Les affrontements de l’opposition et de la majorité et les gesticulations qui les ponctuent sont inhérents au combat politique. L’opposition a le droit de demander des comptes au gouvernement qui a le droit de riposter. Ces empoignades sur fond de scandale jalonnent l’histoire de notre République, témoignent de sa vitalité et contribuent à sa survie.

De l’affaire Stavisky à la plus modeste aventure des diamants de l’empereur de Centrafrique, les « affaires » provoquent l’émoi et l’indignation de la conscience collective.

L’intensité du débat d’aujourd’hui tient à ce que j’appellerai la logique du comble : non seulement un ministre aurait fraudé le fisc, mais il aurait juré le contraire devant l’Assemblée nationale avant de passer aux aveux. Pire encore, il s’agissait du ministre de l’administration fiscale !

Pour autant, le gouvernement devrait se montrer ferme et calme et la classe politique savoir raison garder.

Au lieu de cela, se met en place, dans une atmosphère rappelant les excès de la Révolution française (un homme politique en appelle aujourd’hui à Robespierre !), une suspicion généralisée.

Animés d’une sorte de fièvre panique, des députés, des sénateurs ou des ministres étalent leur patrimoine, invitent à fouiller leurs armoires pour prouver qu’ils ne cachent rien et réclament la transparence comme une vertu suprême, quittes à devenir aussi translucides que des méduses.

Plus grave, on tente de mettre en place une sorte de loi des suspects sur fond de haine civile désignant à la vindicte populaire des professionnels, étrangers au drame, qu’on lui jette en pâture comme des boucs-émissaires.

Sont-ils devenus fous ?

On commence par jeter l’opprobre sur les avocats comme s’ils étaient les fauteurs du mal. À supposer que l’un d’entre eux manque à son serment et se fasse complice d’une fraude, il doit être jugé comme tout un chacun et jeté hors du barreau. Mais la généralisation est insupportable : a-t-on imaginé, dans le passé, de supprimer le gouvernement parce qu’un ministre a failli, de prôner la méfiance à l’égard de tous les parlementaires parce que l’un d’entre eux a été condamné, ou encore de discréditer la magistrature lorsqu’il arrive qu’un juge encourt la destitution ?

Et, comble supplémentaire, aucun avocat n’est ici en cause, mais un chirurgien !

Cela n’empêche pas nos gouvernants de délirer.

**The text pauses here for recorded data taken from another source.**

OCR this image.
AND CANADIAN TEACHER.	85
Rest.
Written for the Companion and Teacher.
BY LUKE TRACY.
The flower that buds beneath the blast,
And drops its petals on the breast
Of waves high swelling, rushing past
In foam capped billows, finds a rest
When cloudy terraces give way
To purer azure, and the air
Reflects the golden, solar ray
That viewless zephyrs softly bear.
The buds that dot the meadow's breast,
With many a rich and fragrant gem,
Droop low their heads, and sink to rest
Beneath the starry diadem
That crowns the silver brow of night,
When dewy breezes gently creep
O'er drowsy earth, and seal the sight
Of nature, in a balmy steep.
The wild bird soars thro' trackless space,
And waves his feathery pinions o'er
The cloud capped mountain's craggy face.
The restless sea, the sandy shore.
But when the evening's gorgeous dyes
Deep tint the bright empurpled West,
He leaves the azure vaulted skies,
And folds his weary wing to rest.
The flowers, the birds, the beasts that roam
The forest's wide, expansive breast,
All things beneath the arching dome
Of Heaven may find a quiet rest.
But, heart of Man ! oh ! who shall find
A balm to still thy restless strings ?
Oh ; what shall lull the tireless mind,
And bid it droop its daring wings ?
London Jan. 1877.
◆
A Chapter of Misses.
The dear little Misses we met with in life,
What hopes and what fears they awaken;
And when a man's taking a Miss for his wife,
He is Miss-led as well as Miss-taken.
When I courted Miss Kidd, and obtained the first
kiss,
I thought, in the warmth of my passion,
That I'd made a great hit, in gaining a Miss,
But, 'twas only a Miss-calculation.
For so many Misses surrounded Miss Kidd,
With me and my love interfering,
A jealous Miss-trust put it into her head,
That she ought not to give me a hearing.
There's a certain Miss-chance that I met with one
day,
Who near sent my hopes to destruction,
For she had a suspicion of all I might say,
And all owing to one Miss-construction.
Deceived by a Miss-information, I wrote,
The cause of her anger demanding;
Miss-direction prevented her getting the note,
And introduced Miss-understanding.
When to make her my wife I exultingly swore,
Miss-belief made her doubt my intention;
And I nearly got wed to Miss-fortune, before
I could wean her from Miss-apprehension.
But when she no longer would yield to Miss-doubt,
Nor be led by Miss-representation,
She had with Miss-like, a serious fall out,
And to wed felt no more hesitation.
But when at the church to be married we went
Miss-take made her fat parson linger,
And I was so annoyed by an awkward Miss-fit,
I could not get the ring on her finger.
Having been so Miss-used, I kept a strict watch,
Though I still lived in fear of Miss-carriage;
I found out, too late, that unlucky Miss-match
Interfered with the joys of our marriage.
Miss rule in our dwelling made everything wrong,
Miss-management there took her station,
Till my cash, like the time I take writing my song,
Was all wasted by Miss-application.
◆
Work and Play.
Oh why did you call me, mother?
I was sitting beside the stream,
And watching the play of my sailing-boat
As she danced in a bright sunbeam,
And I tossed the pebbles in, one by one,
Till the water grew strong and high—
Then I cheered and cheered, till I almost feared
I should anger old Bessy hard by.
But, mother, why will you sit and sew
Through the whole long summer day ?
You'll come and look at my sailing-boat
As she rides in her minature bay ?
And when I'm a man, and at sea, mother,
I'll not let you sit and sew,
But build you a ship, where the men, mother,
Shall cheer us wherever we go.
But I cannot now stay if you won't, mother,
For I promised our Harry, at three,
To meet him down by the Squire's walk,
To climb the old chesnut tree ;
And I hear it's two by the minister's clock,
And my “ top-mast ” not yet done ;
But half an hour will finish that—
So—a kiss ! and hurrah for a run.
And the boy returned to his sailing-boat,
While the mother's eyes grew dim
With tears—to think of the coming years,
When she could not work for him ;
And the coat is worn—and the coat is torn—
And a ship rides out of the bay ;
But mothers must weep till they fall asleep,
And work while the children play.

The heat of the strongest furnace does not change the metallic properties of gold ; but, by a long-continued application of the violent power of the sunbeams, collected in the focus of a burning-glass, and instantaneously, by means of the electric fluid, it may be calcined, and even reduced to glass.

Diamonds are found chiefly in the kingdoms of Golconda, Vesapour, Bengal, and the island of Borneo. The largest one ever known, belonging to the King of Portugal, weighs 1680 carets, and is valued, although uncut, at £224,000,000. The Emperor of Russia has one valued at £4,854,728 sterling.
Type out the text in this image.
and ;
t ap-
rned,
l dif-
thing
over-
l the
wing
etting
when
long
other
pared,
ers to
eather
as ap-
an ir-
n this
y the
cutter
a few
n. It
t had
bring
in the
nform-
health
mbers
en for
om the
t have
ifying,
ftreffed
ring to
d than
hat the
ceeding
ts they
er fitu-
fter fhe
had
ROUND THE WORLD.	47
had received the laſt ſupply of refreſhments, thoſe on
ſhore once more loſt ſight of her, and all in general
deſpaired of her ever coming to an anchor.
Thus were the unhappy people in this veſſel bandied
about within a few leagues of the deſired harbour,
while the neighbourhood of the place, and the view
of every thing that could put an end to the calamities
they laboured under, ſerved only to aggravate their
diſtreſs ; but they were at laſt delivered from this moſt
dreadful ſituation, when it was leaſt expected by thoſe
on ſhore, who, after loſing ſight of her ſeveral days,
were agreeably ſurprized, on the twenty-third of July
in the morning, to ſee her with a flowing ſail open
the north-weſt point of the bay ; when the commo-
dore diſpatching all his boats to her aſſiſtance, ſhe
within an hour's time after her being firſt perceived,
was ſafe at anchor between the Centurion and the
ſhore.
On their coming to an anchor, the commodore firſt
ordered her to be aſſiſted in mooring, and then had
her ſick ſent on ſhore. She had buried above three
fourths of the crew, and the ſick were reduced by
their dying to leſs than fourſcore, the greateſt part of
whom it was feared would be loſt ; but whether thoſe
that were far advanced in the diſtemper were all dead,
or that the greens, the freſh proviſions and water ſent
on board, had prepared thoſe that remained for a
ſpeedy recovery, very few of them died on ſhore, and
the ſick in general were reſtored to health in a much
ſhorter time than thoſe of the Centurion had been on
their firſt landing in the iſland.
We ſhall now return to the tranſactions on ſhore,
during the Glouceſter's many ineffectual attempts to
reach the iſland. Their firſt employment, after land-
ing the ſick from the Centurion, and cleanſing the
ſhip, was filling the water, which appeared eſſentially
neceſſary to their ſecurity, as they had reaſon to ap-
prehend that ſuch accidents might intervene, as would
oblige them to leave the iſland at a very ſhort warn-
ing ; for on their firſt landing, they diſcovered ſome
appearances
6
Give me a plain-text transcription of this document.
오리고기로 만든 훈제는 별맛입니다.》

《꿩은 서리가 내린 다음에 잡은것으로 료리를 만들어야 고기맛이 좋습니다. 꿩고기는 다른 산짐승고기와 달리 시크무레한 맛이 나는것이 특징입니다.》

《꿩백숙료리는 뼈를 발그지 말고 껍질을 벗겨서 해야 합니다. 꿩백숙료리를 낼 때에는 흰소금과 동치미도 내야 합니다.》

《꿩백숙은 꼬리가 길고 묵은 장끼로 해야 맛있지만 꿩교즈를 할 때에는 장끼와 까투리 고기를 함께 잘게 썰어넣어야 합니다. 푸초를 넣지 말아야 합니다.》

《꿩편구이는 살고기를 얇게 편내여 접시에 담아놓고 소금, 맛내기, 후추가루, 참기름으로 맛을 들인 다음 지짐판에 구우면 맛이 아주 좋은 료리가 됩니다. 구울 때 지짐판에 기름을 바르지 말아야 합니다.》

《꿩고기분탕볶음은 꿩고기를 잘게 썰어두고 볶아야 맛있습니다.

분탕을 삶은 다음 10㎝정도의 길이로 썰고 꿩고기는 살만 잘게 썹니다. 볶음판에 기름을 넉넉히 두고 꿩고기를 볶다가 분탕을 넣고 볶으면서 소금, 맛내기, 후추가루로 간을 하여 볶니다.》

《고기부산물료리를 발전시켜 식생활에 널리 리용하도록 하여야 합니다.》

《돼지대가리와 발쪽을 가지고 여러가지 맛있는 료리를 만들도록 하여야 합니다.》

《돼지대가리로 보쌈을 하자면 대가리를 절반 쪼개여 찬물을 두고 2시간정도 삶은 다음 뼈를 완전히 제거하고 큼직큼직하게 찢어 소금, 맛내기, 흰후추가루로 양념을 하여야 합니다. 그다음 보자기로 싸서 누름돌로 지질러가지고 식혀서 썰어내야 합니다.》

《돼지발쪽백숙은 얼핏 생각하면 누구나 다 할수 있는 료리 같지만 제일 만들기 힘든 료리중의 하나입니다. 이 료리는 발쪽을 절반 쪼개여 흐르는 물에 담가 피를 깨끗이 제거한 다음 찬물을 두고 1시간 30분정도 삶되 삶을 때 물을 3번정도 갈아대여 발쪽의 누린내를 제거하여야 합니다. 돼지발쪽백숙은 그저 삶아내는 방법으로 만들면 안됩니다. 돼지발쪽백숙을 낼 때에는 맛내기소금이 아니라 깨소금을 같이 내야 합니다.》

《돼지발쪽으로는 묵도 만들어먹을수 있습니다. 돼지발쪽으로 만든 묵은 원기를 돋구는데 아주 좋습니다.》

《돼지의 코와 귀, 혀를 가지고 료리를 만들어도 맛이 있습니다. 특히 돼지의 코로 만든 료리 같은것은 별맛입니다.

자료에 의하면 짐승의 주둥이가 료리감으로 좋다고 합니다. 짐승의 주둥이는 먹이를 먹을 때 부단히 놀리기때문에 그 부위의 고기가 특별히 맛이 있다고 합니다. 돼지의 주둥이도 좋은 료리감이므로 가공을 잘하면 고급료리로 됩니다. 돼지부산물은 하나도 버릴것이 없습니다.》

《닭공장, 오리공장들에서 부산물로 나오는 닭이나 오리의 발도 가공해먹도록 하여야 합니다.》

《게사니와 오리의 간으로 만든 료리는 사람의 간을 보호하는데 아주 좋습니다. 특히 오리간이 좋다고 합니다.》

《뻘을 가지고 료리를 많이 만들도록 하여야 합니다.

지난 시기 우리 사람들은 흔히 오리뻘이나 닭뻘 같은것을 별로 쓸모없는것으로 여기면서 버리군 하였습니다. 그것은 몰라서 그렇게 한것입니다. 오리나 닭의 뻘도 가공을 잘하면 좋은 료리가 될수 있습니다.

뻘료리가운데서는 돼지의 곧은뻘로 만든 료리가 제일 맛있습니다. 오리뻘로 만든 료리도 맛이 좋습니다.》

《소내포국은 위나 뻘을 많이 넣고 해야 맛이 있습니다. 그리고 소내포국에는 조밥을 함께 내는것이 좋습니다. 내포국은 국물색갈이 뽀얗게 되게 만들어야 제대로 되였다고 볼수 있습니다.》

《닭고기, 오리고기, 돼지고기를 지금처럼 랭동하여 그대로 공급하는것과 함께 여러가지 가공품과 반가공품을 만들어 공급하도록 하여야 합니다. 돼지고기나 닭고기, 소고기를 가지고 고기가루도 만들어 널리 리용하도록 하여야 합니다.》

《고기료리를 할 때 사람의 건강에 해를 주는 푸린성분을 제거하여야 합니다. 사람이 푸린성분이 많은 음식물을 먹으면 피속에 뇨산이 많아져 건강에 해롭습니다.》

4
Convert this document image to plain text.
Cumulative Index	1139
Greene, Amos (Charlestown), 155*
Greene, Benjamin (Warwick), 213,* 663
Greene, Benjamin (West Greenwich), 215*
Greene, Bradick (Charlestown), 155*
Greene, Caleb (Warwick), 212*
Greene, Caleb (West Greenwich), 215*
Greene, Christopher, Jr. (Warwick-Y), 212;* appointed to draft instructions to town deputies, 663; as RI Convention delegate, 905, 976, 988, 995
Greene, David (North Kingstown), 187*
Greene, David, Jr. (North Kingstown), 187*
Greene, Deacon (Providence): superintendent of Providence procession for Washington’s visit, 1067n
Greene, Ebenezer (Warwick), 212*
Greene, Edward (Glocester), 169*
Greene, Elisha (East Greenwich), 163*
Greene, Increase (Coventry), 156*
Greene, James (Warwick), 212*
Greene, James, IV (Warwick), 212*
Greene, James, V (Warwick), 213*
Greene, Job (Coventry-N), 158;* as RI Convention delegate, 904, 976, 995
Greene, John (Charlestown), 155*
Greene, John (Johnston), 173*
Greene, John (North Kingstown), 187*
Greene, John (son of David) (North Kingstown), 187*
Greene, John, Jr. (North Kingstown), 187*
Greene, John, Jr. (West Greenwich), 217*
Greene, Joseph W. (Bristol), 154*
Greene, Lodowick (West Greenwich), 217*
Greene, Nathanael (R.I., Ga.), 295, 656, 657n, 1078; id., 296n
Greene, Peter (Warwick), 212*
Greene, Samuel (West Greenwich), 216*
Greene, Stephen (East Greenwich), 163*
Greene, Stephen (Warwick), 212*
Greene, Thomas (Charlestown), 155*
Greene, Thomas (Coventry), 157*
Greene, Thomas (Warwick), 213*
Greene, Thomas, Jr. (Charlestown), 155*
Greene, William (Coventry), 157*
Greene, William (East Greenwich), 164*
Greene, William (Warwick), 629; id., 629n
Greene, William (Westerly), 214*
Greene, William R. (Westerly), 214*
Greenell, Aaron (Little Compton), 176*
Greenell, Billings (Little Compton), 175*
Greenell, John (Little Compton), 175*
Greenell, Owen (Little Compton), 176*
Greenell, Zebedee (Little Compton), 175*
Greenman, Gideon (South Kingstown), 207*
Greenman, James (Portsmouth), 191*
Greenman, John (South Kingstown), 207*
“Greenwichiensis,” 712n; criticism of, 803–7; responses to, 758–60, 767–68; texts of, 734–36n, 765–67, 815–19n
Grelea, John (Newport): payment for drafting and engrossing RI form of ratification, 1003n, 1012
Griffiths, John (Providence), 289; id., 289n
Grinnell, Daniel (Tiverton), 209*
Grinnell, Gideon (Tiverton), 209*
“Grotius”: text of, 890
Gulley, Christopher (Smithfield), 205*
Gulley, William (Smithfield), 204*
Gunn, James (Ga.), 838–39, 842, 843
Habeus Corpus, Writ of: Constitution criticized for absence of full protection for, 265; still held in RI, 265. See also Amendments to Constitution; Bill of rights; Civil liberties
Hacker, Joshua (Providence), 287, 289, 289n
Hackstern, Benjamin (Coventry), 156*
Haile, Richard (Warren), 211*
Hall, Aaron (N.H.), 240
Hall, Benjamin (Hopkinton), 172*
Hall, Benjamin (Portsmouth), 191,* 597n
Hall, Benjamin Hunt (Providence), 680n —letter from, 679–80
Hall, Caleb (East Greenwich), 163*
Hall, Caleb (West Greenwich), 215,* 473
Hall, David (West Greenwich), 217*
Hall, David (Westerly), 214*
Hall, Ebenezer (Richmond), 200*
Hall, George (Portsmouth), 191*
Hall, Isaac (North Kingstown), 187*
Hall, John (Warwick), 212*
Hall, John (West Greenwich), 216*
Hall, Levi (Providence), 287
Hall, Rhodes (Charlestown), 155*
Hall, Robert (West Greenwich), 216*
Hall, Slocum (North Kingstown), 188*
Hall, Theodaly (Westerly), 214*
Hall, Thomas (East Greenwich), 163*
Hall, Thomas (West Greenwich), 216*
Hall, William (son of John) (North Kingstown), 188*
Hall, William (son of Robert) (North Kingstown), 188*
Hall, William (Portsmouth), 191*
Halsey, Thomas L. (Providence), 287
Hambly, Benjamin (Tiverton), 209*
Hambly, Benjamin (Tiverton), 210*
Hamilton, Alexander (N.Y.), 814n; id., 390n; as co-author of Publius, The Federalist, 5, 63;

La loi que concoctent en ce moment leurs services est destinée à empêcher un avocat, devenu parlementaire (je ne parle pas d’un parlementaire devenu avocat), de continuer à exercer son métier. Ce projet scélérat va infuser dans l’opinion publique l’idée qu’un avocat serait malhonnête, qu’il se livrerait, étant parlementaire, à je ne sais quel trafic d’influence, soit pour favoriser des lois utiles à sa clientèle, soit pour impressionner les juges en raison de ce pouvoir supplémentaire qu’il détiendrait, comme si les juges n’étaient pas des femmes et des hommes libres.

Or déjà depuis plus de quarante ans, une loi organique (article LO 149 du Code électoral) a défini de manière très précise et stricte les domaines dans lesquels un avocat devenu parlementaire doit s’abstenir d’exercer son métier : il ne peut plaider ni pour ni contre l’État, ni pour ni contre des sociétés nationalisées, ni à l’occasion de marchés publics, ni dans les procès de diffamation au pénal. Je ne cite que ces quelques exemples.

Si l’avocat enfreint la règle, il est réputé démissionnaire de son mandat parlementaire. Il revient alors au bureau de son assemblée de le constater.

Au surplus, notre déontologie nous impose de fuir les conflits d’intérêts à peine de commettre une faute disciplinaire qui relèverait du conseil de discipline, sous le contrôle des magistrats professionnels. Ce sont eux qui, en appel, relaxent ou condamnent un avocat.

Quelles seraient les conséquences de cette législation inepte ?

Un avocat, par état, défend ses contemporains et les représente au sein des assemblées. Qu’une dissolution l’empêche de terminer sa mandature ou qu’il reste parlementaire pendant un certain nombre d’années, son retour à la vie professionnelle sera de toute façon compromis : ses clients ont pris l’habitude de se passer de lui.

Du même coup, les avocats seraient encore moins nombreux qu’aujourd’hui au sein du parlement, alors qu’étant juristes, ils ont toutes les qualités pour participer efficacement à l’élaboration de la loi.

Le parlement sera-t-il donc composé essentiellement de fonctionnaires, certes en disponibilité, mais qui n’auront pas à affronter les mêmes craintes ? Quelque estime que je leur porte, je ne puis concevoir que nos assemblées soient désormais essentiellement constituées d’agents de la fonction publique. Nous changerions de régime politique puisque les assemblées seraient composées de manière très majoritaire d’agents de l’État assurés, une fois expirée la durée de leur mandat, de retrouver leur place au sein de l’administration.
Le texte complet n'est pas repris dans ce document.